Jan 02, 2018

Clojure's slow start — what's inside?

It is not surprising that the question of Clojure's long startup time is raised time and time again on forums and social media. This topic concerns users who want to use Clojure as a scripting language, or who have a particular workflow which requires restarting the Clojure program often. Compared to languages like Python, Ruby, and JavaScript all of which have less than 100 millisecond startup time, Clojure's seconds or even tenth of seconds seem incredibly slow and wasteful.

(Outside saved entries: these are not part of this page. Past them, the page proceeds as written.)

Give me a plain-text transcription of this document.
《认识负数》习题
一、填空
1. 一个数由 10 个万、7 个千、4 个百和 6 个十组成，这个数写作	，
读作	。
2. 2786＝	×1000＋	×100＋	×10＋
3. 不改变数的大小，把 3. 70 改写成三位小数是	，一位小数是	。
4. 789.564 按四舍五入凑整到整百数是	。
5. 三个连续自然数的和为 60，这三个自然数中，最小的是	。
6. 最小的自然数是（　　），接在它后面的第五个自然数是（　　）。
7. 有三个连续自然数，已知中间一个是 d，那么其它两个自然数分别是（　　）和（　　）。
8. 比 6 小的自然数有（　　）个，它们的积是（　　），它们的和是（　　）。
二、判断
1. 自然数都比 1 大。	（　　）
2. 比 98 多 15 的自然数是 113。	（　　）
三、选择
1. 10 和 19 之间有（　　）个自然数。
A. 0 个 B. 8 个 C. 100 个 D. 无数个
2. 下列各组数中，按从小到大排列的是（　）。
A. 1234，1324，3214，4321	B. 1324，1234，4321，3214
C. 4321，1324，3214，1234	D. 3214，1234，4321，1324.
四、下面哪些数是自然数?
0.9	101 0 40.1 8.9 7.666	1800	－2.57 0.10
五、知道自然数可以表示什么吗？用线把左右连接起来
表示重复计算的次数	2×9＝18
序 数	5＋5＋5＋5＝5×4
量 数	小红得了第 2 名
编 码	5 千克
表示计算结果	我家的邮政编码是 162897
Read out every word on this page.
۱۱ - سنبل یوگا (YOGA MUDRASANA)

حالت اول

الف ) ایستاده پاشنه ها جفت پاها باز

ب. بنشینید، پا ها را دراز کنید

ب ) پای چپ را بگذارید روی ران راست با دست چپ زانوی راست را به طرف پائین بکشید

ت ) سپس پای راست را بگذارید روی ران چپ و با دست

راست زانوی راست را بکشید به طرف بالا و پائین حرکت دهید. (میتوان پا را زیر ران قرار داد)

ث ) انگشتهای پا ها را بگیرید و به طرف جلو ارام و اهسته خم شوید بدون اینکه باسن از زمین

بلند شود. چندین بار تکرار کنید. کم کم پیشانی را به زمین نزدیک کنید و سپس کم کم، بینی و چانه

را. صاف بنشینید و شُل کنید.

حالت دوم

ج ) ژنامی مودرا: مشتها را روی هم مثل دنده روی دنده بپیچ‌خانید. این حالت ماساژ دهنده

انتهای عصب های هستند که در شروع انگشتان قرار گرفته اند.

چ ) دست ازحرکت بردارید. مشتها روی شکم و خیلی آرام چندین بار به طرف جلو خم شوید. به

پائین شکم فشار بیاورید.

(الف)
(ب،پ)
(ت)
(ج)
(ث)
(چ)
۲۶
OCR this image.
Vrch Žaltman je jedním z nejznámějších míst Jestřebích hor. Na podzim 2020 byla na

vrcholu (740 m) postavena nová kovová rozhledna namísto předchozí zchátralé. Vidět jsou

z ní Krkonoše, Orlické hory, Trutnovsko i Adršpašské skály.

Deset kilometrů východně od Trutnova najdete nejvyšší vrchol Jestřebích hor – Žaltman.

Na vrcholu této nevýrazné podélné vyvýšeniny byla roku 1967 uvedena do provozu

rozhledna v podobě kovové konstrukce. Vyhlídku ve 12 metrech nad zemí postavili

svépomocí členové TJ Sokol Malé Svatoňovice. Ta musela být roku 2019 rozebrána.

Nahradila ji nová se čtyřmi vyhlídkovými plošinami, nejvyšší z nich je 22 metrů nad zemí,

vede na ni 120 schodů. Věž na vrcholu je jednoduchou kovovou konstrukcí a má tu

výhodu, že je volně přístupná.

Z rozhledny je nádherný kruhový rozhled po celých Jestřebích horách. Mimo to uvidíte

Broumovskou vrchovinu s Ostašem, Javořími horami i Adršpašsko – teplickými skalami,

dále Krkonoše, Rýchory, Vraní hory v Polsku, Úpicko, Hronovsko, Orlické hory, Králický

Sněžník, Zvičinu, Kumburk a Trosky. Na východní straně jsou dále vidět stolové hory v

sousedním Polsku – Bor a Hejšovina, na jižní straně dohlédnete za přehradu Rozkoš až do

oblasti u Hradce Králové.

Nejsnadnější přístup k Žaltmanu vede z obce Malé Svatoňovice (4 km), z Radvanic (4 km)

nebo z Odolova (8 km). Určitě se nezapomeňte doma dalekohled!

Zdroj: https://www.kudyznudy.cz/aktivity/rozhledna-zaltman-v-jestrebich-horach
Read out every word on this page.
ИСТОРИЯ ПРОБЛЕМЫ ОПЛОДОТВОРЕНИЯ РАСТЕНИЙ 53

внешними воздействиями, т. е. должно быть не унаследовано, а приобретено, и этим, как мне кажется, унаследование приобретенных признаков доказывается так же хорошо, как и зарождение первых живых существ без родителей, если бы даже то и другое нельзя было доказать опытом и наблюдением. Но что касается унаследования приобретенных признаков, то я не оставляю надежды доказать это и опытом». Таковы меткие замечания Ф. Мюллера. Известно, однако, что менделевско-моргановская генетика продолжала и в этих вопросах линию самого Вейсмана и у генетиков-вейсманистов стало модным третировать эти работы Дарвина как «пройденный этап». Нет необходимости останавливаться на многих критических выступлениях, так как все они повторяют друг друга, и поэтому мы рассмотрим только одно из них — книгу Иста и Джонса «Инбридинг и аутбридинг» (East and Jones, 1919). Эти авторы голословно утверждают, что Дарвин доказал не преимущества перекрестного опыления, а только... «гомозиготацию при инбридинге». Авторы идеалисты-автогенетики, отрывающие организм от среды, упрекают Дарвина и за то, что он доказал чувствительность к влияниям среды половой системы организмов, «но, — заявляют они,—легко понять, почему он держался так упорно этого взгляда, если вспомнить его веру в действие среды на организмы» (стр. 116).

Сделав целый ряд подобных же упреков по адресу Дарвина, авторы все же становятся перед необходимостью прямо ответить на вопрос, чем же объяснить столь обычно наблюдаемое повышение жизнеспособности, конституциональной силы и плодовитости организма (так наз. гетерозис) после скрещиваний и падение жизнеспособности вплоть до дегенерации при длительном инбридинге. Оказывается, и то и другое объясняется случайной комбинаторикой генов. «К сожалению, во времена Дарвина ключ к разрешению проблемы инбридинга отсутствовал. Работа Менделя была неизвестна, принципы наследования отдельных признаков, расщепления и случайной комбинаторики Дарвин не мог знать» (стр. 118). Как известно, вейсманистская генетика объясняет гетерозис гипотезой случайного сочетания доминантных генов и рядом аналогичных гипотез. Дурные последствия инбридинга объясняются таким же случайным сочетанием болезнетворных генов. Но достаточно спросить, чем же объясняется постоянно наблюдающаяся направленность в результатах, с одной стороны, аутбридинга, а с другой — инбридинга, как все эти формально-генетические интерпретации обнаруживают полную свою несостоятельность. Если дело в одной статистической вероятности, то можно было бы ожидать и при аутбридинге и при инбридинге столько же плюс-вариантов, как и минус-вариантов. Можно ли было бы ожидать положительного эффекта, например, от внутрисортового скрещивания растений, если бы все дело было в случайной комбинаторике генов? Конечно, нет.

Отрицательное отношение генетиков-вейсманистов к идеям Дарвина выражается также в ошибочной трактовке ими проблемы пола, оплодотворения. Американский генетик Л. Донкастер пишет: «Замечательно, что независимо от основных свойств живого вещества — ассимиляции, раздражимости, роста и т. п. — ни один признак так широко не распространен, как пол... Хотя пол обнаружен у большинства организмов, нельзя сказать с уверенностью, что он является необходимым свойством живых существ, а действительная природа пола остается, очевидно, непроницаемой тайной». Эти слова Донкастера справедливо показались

The nature of Clojure loading is not exactly a secret. A few years ago Nicholas Kariniemi profiled Clojure startup process and described his findings in the post "Why is Clojure bootstrapping so slow?". One of the points Nick brings forward is that JVM is not to blame for Clojure's slowness — after all, a HelloWorld in Java executes in 50 ms. This is only partly true, JVM's startup time is not a problem, but the JVM as a platform makes Clojure starting time worse. JVM is optimized towards running long-lived programs and invests a lot of time upfront when initializing the classes. That's why Clojure on JVM boots much slower than ClojureScript on NodeJS.

The silver lining in this situation, and the main thing that keeps Clojure alive even with its ludicrously long bootstrap, is the REPL, of course. So what that you have to wait seconds until the project starts — you'll get your revenge later, when the results in the REPL come back instantly while others are busy recompiling and reloading. With some dexterity, you might not restart your REPL for days. E.g., Leiningen and Boot both allow to dynamically inject new dependencies into a running REPL (in Leiningen you'll need clj-refactor or Alembic, Boot can do that by itself). If you are worried about polluting your REPL state, you can adopt a workflow like Reloaded. Even when writing new scripts, I prefer starting a REPL, connecting to it from Emacs, and then interactively produce pieces of the script as I go.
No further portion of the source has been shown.